Heureusement que la société civile est là pour sauver la face. L’organisation Al Bawsala a demandé à Ghannouchi, dans un long communiqué, d’apporter les éclaircissements qui s’imposent sur la relation de l’ARP avec les financements étrangers, l’accusant également d’être à l’origine des tiraillements et de la tension entre les blocs parlementaires, ainsi que des retards accumulés au niveau des travaux de l’ARP. Le manque de transparence et l’opacité dans la gestion de l’ARP ont été surtout pointés du doigt par le National Democratic Institute en question que la présidente du PDL a accusé d’ingérence dans les affaires internes du Parlement, « une institution souveraine ». L’ONG américaine a récemment publié sur sa page facebook un communiqué dans lequel des réponses ont été apportées aux questionnements d’Abir Moussi, questionnements que le président de l’ARP et son administration ont dans un premier temps ignoré puis refusé d’éclaircir devant l’insistance de la députée. C’est donc le manque de transparence de l’administration de Ghannouchi et la rétention de l’information demandée à juste titre par la présidente du PDL, qui sont à l’origine de l’exacerbation des conflits au sein du Parlement jusqu’à la violence physique perpétrée par un député contre une de ses collègues, membre du PDL. Cet épisode regrettable n’est pas la première occasion qui donne à voir un traitement différencié des députés du PDL – politique des deux poids deux mesures –, depuis le démarrage de la mandature. Il convient donc, au moins par honnêteté intellectuelle, de se poser la question de savoir si ce ne sont pas l’injustice et la discrimination exercées sur le bloc du PDL qui ont engendré autant de tensions et d’agressivité de la part de sa présidente. Il est certes inadmissible de se faire justice quand on fait partie de l’autorité qui légifère. Mais, par ailleurs, comment faut-il qualifier l’oppression et la discrimination exercées sur un membre de cette autorité par ses collègues, et de surcroît dans un parlement chargé de mener à terme le processus démocratique ?

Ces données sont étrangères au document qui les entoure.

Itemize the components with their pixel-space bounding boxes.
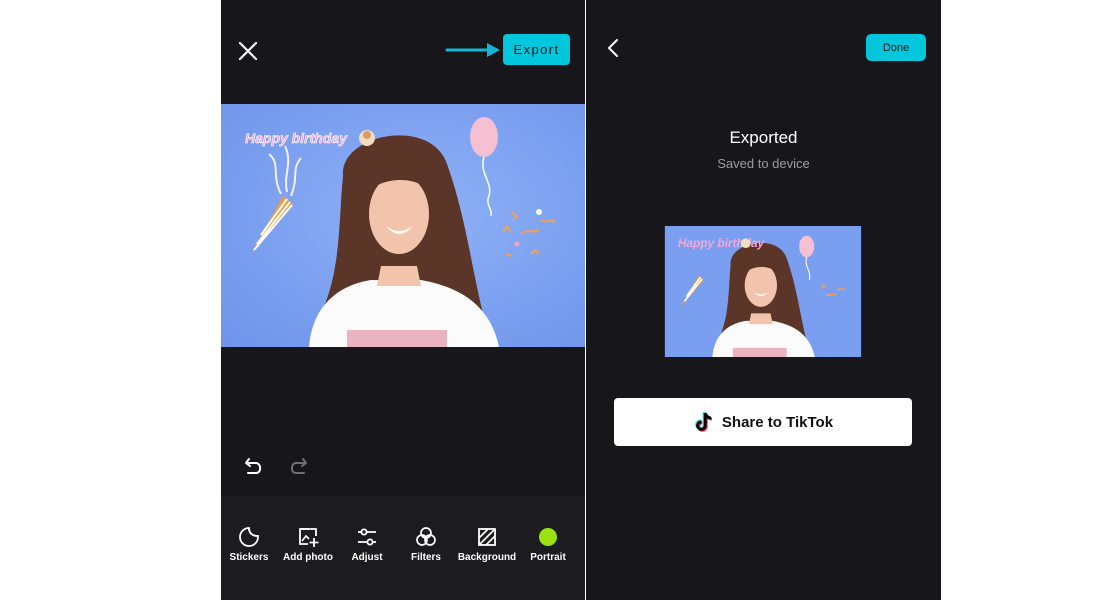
exported-thumbnail: Happy birthday [664, 226, 862, 357]
redo-icon[interactable] [287, 454, 309, 476]
birthday-sticker-text[interactable]: Happy birthday [245, 130, 349, 147]
share-button-label: Share to TikTok [721, 413, 834, 431]
export-button[interactable]: Export [503, 34, 570, 65]
portrait-dot-icon [539, 528, 557, 546]
tool-stickers[interactable]: Stickers [221, 526, 280, 563]
export-status-subtitle: Saved to device [717, 156, 810, 171]
thumbnail-sticker-text: Happy birthday [678, 236, 766, 250]
tool-label: Background [457, 552, 517, 563]
export-status-title: Exported [729, 128, 798, 147]
share-to-tiktok-button[interactable]: Share to TikTok [614, 398, 912, 446]
tiktok-logo-icon [695, 411, 713, 432]
tool-add-photo[interactable]: Add photo [277, 526, 339, 563]
add-photo-icon [299, 528, 319, 547]
adjust-sliders-icon [358, 528, 376, 546]
done-button[interactable]: Done [866, 34, 926, 61]
tool-portrait[interactable]: Portrait [517, 526, 579, 563]
back-chevron-icon[interactable] [606, 37, 620, 59]
tool-label: Add photo [283, 552, 333, 563]
close-icon[interactable] [237, 40, 259, 62]
photo-canvas[interactable]: Happy birthday [221, 104, 585, 347]
tool-label: Stickers [229, 552, 269, 563]
export-screen: Done Exported Saved to device Happy birt… [586, 0, 941, 600]
tool-label: Adjust [351, 552, 383, 563]
tool-adjust[interactable]: Adjust [336, 526, 398, 563]
undo-icon[interactable] [243, 454, 265, 476]
sticker-icon [239, 527, 259, 547]
tool-filters[interactable]: Filters [395, 526, 457, 563]
tool-label: Filters [410, 552, 441, 563]
background-icon [478, 528, 496, 546]
tool-label: Portrait [530, 552, 566, 563]
editor-screen: Export Happy birthday Stickers Add photo… [221, 0, 585, 600]
pointer-arrow-icon [445, 43, 500, 57]
filters-icon [416, 527, 436, 546]
editor-toolbar: Stickers Add photo Adjust Filters Backgr… [221, 496, 585, 600]
tool-background[interactable]: Background [456, 526, 518, 563]
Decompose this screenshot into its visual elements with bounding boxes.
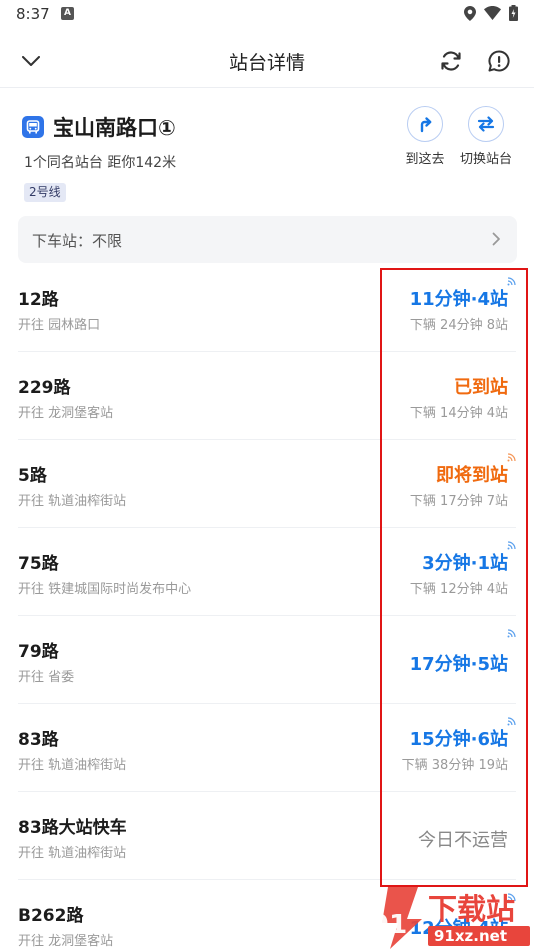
route-destination: 开往 轨道油榨街站	[18, 494, 127, 509]
route-destination: 开往 轨道油榨街站	[18, 846, 127, 861]
route-next-bus: 下辆 12分钟 4站	[409, 582, 508, 597]
route-eta: 3分钟·1站	[422, 553, 508, 574]
route-row[interactable]: 83路开往 轨道油榨街站 15分钟·6站下辆 38分钟 19站	[0, 704, 534, 792]
wifi-icon	[484, 6, 501, 20]
route-name: 83路大站快车	[18, 818, 127, 838]
realtime-signal-icon	[507, 277, 516, 286]
route-name: 5路	[18, 466, 47, 486]
swap-arrows-icon	[477, 116, 495, 132]
refresh-button[interactable]	[434, 44, 468, 78]
route-row[interactable]: 75路开往 铁建城国际时尚发布中心 3分钟·1站下辆 12分钟 4站	[0, 528, 534, 616]
alighting-stop-label: 下车站：不限	[32, 232, 123, 250]
route-next-bus: 下辆 24分钟 8站	[409, 318, 508, 333]
route-next-bus: 下辆 14分钟 4站	[409, 406, 508, 421]
route-next-bus: 下辆 38分钟 19站	[401, 758, 508, 773]
route-name: 79路	[18, 642, 59, 662]
route-name: 83路	[18, 730, 59, 750]
route-eta: 11分钟·4站	[409, 289, 508, 310]
route-name: 12路	[18, 290, 59, 310]
route-name: B262路	[18, 906, 84, 926]
go-here-button[interactable]: 到这去	[395, 106, 455, 167]
metro-line-badge[interactable]: 2号线	[24, 183, 66, 202]
route-eta: 已到站	[454, 377, 508, 398]
route-row[interactable]: 229路开往 龙洞堡客站 已到站下辆 14分钟 4站	[0, 352, 534, 440]
route-eta: 17分钟·5站	[409, 654, 508, 675]
route-destination: 开往 龙洞堡客站	[18, 934, 114, 949]
route-row[interactable]: 79路开往 省委 17分钟·5站	[0, 616, 534, 704]
route-destination: 开往 龙洞堡客站	[18, 406, 114, 421]
realtime-signal-icon	[507, 717, 516, 726]
battery-icon	[509, 5, 518, 21]
route-row[interactable]: 5路开往 轨道油榨街站 即将到站下辆 17分钟 7站	[0, 440, 534, 528]
go-here-label: 到这去	[405, 152, 445, 167]
notification-icon: A	[61, 7, 74, 20]
switch-stop-button[interactable]: 切换站台	[456, 106, 516, 167]
turn-right-arrow-icon	[420, 117, 432, 133]
route-destination: 开往 铁建城国际时尚发布中心	[18, 582, 192, 597]
realtime-signal-icon	[507, 629, 516, 638]
route-destination: 开往 园林路口	[18, 318, 101, 333]
route-name: 229路	[18, 378, 71, 398]
status-bar: 8:37 A	[0, 0, 534, 28]
route-eta: 即将到站	[436, 465, 508, 486]
chevron-right-icon	[492, 232, 500, 246]
top-bar: 站台详情	[0, 36, 534, 86]
alert-bubble-icon	[488, 50, 510, 72]
realtime-signal-icon	[507, 541, 516, 550]
realtime-signal-icon	[507, 453, 516, 462]
site-watermark: 91 下载站 91xz.net	[360, 883, 534, 950]
stop-subtitle[interactable]: 1个同名站台 距你142米	[24, 152, 176, 172]
location-icon	[464, 5, 476, 21]
header-divider	[0, 87, 534, 88]
route-destination: 开往 省委	[18, 670, 75, 685]
route-eta: 15分钟·6站	[409, 729, 508, 750]
switch-stop-label: 切换站台	[459, 152, 512, 167]
watermark-title: 下载站	[428, 892, 515, 926]
route-destination: 开往 轨道油榨街站	[18, 758, 127, 773]
route-eta: 今日不运营	[418, 830, 508, 851]
watermark-url: 91xz.net	[434, 927, 507, 945]
bus-stop-icon	[22, 116, 44, 138]
route-next-bus: 下辆 17分钟 7站	[409, 494, 508, 509]
alighting-stop-selector[interactable]: 下车站：不限	[18, 216, 517, 263]
report-button[interactable]	[482, 44, 516, 78]
route-row[interactable]: 83路大站快车开往 轨道油榨街站 今日不运营	[0, 792, 534, 880]
route-row[interactable]: 12路开往 园林路口 11分钟·4站下辆 24分钟 8站	[0, 264, 534, 352]
stop-name: 宝山南路口①	[53, 116, 176, 140]
refresh-icon	[441, 51, 461, 71]
route-name: 75路	[18, 554, 59, 574]
status-time: 8:37	[16, 5, 50, 23]
watermark-logo: 91	[371, 910, 407, 940]
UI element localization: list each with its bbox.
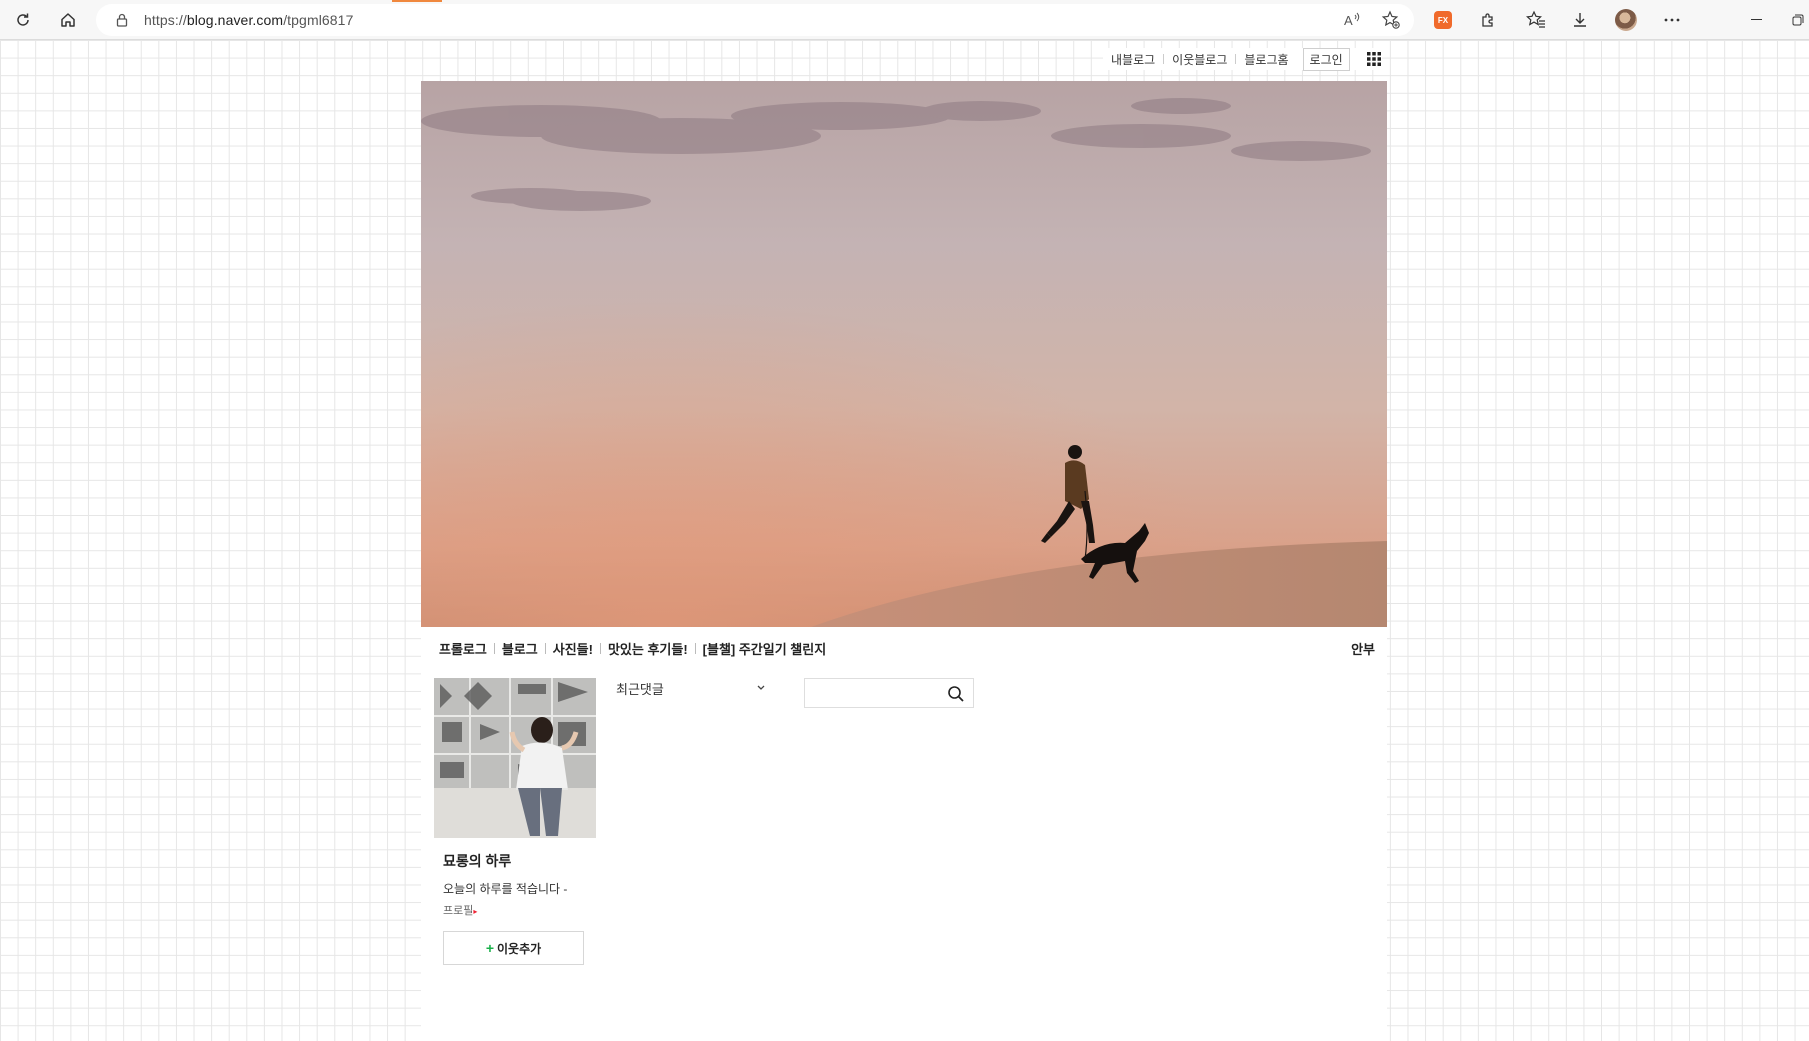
browser-toolbar: https://blog.naver.com/tpgml6817 A FX xyxy=(0,0,1809,40)
divider xyxy=(544,643,546,654)
more-icon[interactable] xyxy=(1660,8,1684,32)
menu-item-photos[interactable]: 사진들! xyxy=(553,639,593,658)
profile-image[interactable] xyxy=(434,678,596,838)
download-icon[interactable] xyxy=(1568,8,1592,32)
url-text: https://blog.naver.com/tpgml6817 xyxy=(144,12,353,28)
recent-comments-label: 최근댓글 xyxy=(616,681,664,697)
home-icon[interactable] xyxy=(56,8,80,32)
blog-search-input[interactable] xyxy=(809,679,943,707)
restore-icon[interactable] xyxy=(1786,8,1809,32)
add-neighbor-label: 이웃추가 xyxy=(497,941,542,956)
neighbor-blog-link[interactable]: 이웃블로그 xyxy=(1164,51,1235,68)
url-domain: blog.naver.com xyxy=(186,12,284,28)
profile-intro: 오늘의 하루를 적습니다 - xyxy=(443,882,568,896)
puzzle-icon[interactable] xyxy=(1476,8,1500,32)
plus-icon: + xyxy=(485,940,494,956)
blog-title-image xyxy=(421,81,1387,627)
menu-item-weekly-diary[interactable]: [블챌] 주간일기 챌린지 xyxy=(703,639,827,658)
my-blog-link[interactable]: 내블로그 xyxy=(1103,51,1163,68)
svg-text:A: A xyxy=(1344,13,1353,28)
arrow-right-icon: ▸ xyxy=(473,907,478,916)
search-icon[interactable] xyxy=(947,685,965,703)
minimize-icon[interactable] xyxy=(1745,8,1769,32)
tab-loading-indicator xyxy=(392,0,442,2)
profile-nickname: 묘롱의 하루 xyxy=(443,853,512,869)
profile-avatar[interactable] xyxy=(1614,8,1638,32)
divider xyxy=(493,643,495,654)
menu-item-prologue[interactable]: 프롤로그 xyxy=(439,639,487,658)
divider xyxy=(694,643,696,654)
profile-link[interactable]: 프로필▸ xyxy=(443,902,477,918)
recent-comments-dropdown[interactable]: 최근댓글 xyxy=(616,677,766,699)
top-utility-bar: 내블로그 이웃블로그 블로그홈 로그인 xyxy=(1103,47,1382,71)
blog-page: 내블로그 이웃블로그 블로그홈 로그인 프롤로그 블로그 사진들! 맛있는 후기… xyxy=(0,40,1809,1041)
url-prefix: https:// xyxy=(144,12,187,28)
read-aloud-icon[interactable]: A xyxy=(1340,8,1364,32)
apps-grid-icon[interactable] xyxy=(1366,51,1382,67)
blog-home-link[interactable]: 블로그홈 xyxy=(1236,51,1296,68)
menu-item-blog[interactable]: 블로그 xyxy=(502,639,538,658)
chevron-down-icon xyxy=(756,680,766,695)
extension-icon[interactable]: FX xyxy=(1431,8,1455,32)
divider xyxy=(599,643,601,654)
refresh-icon[interactable] xyxy=(11,8,35,32)
blog-content-area: 묘롱의 하루 오늘의 하루를 적습니다 - 프로필▸ + 이웃추가 최근댓글 xyxy=(421,667,1387,1041)
favorites-icon[interactable] xyxy=(1524,8,1548,32)
blog-category-menu: 프롤로그 블로그 사진들! 맛있는 후기들! [블챌] 주간일기 챌린지 안부 xyxy=(421,627,1387,667)
profile-link-label: 프로필 xyxy=(443,905,474,917)
lock-icon[interactable] xyxy=(114,12,130,28)
menu-item-reviews[interactable]: 맛있는 후기들! xyxy=(608,639,688,658)
address-bar[interactable]: https://blog.naver.com/tpgml6817 A xyxy=(96,4,1414,36)
blog-search-box xyxy=(804,678,974,708)
login-button[interactable]: 로그인 xyxy=(1302,47,1350,71)
menu-list: 프롤로그 블로그 사진들! 맛있는 후기들! [블챌] 주간일기 챌린지 xyxy=(439,639,826,658)
url-path: /tpgml6817 xyxy=(283,12,354,28)
add-neighbor-button[interactable]: + 이웃추가 xyxy=(443,931,584,965)
favorite-add-icon[interactable] xyxy=(1379,8,1403,32)
menu-item-guestbook[interactable]: 안부 xyxy=(1351,639,1375,658)
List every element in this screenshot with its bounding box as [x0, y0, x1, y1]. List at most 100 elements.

Où voit-on l’exemplarité de cette tâche ?
La responsabilité de Rached Ghannouchi dans la détérioration de l’ambiance de travail au sein de l’ARP et dans l’amplification des tensions est reconnue par la quasi-totalité des blocs parlementaires, sans qu’ils parviennent à collecter les 109 voix nécessaires au retrait de confiance et à son écartement de la présidence du Parlement. La preuve que rien ne va plus à l’ARP où l’on ne croit pas à l’éthique politique et où l’hypocrisie et l’esprit mercantile ont transformé cette institution de souveraineté en une foire d’empoigne.